Hanya melalui terobosan pada ilmu alamiah dasar, Huawei akhirnya bisa memulai riset dan mengembangkan teknologi 5G meski hal itu berjarak 10 tahun. Semua berawal dari sebuah teori bernama polar coding yang digagas oleh ilmuwan dari Turki bernama Erdal Arikan tahun 2009. Teori tersebut berupa algoritma matematika yang memungkinkan komunikasi data bisa dilangsungkan dengan kapasitas yang lebih besar.
Melibatkan laboratorium milik Huawei di Ottawa, Kanada, dan Turki, pengembangan terus dilangsungkan hingga penemuan itu bisa menjadi standar baru untuk 5G tahun 2016.
Setelah China resmi mengawali era 5G dengan pemberian lisensi komersial kepada empat pemain dalam negeri pada Juni 2019, yang tersisa adalah riset untuk memanfaatkan potensi yang bisa ditawarkan oleh teknologi ini.
Pesawat tempur
Semua pencapaian itu tidak menutup fakta bahwa perusahaan tersebut sedang didera tekanan dari eksternal. Saat ini Huawei menyiapkan tim pengacara yang akan mendampingi Meng untuk menjalani persidangan. Schloss meyakini bahwa putusan dari hakim akan menjunjung asas keadilan.
Dan, berbagai pertanyaan ataupun pesimisme mengenai Huawei dijawab dengan sebuah gambar.

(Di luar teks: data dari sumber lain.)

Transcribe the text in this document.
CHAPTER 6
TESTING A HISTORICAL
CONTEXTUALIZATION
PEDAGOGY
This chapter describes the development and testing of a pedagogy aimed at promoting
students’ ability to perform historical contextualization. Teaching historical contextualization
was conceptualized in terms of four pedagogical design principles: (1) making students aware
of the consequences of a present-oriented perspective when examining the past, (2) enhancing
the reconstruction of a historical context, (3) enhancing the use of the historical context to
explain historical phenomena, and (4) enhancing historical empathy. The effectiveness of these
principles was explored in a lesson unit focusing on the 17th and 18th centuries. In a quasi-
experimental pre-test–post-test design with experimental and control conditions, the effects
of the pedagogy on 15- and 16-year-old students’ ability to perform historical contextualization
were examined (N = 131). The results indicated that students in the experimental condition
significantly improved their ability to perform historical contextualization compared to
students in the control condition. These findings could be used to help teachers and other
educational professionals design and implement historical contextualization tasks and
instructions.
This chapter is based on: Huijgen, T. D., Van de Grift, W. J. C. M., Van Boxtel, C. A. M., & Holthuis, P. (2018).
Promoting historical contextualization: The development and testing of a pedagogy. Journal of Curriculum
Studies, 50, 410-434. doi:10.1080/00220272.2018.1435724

Adalah gambar pesawat tempur IL-2 Sturmovik yang diproduksi Ilyushin dari Rusia menjadi bahasa yang dipergunakan untuk menjawab keraguan publik.
Gambar itu menunjukkan pesawat IL-2 dalam kondisi yang rusak parah meski tetap terbang. Teks di bawah gambar menyebut ”pahlawan itu ditempa, bukan dilahirkan”.
Dijelaskan bahwa pada Perang Dunia II, pesawat IL-2 tetap terbang meski dengan kondisi rusak setelah ditembaki oleh pertahanan udara dan serbuan dari pesawat lain. Meski rusak parah, pesawat itu akhirnya tetap berhasil pulang.
Dikutip pada 17 Juni 2019, Ren menganalogikan kondisi perusahaannya dengan pesawat tempur yang dihujani serangan yang menyebabkan ribuan ”lubang” menganga di badan. Antisipasi yang dilakukan adalah mempertahankan bagian vital agar bisa bertahan hidup.
”Pada tahun 2021, kami percaya kami akan mampu meraih kembali momentum pertumbuhan dan menghadirkan layanan yang lebih baik lagi kepada masyarakat,” ujarnya dalam acara A Coffee with Ren.
Terdengar seperti propaganda memang, tapi bisa jadi itu saja pilihan yang tersedia bagi Huawei untuk bertahan dan menganggapnya sebagai tempaan.
Pada masa krisis, menghabiskan waktu untuk berdebat, bertengkar, maupun menonjolkan ego sudah menjadi kemewahan yang tidak bisa lagi dilakukan. Bagi Huawei, mereka adalah pesawat tempur yang berusaha untuk pulang.